Princess Mako, the granddaughter of Japan’s emperor, is getting married to an ocean lover who can ski, play the violin and cook, according to public broadcaster NHK TV.
The Imperial Household Agency declined to confirm the report Tuesday.
Kei Komuro, the man who won the princess’ heart, was a fellow student at International Christian University in Tokyo, where Mako, 25, also graduated, NHK said.
They met at a restaurant in Tokyo’s Shibuya about five years ago at a party to talk about studying abroad, and they have been dating several times a month recently, it said.
Komuro has worked as “Prince of the Sea” to promote tourism to the beaches of Shonan in Kanagawa prefecture, the report said.
Women can’t succeed to the Chrysanthemum Throne in Japan. Mako’s father and her younger brother are in line to succeed Emperor Akihito, but after her uncle Crown Prince Naruhito, who is first in line.
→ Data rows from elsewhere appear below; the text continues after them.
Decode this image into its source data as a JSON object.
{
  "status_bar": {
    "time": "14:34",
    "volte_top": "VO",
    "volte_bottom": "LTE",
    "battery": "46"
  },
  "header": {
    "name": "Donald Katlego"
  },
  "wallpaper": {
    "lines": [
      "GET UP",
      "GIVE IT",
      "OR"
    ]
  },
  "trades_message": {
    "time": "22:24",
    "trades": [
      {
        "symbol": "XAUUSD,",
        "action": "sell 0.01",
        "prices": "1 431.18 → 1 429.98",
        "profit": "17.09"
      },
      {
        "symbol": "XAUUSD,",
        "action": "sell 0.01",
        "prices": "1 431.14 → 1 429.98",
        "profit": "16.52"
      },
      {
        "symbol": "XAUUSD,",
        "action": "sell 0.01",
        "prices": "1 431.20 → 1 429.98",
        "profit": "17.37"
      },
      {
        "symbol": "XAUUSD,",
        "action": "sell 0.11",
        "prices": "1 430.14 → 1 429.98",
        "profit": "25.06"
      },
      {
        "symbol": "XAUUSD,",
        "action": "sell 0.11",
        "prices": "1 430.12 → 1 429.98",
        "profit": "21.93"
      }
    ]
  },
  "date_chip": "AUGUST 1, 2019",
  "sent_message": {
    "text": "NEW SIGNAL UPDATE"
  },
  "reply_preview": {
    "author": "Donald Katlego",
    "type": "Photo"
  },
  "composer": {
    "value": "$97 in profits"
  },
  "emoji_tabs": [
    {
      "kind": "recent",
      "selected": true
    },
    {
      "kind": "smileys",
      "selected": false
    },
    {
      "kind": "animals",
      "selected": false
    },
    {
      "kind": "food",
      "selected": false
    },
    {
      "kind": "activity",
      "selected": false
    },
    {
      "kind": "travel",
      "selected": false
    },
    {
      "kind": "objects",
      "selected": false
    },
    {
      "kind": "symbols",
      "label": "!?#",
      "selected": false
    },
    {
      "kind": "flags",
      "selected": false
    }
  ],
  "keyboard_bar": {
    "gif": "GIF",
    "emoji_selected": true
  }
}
Once she marries, Mako will no longer be a princess and will become a commoner.
But the process building up to the wedding is likely to take some time and be full of ritual, as Japanese nuptials, especially royal ones, tend to be.
First there will be an announcement, the equivalent of an engagement, and then a date for the wedding will be picked and the couple will make a formal report to the emperor and empress. NHK said Mako has already introduced Komuro to her parents, and they approve.
Unlike royalty in Great Britain and other European countries, the emperor and his family tend to be cloistered, although they travel abroad and appear at cultural events.
Akihito, 83, is the son of Hirohito, Japan’s emperor during World War II.
Akihito expressed his desire to abdicate last year, and Japan has been preparing legislation especially for him so he can.
Until Japan’s defeat at the end of World War II, Hirohito was viewed as divine, and no one had even heard his voice. But the times are changing, and the Japanese public harbors a feeling of openness and familiarity toward the emperor and his family. People are likely to see Mako’s marriage as a celebration, although the rituals will continue to be tightly orchestrated.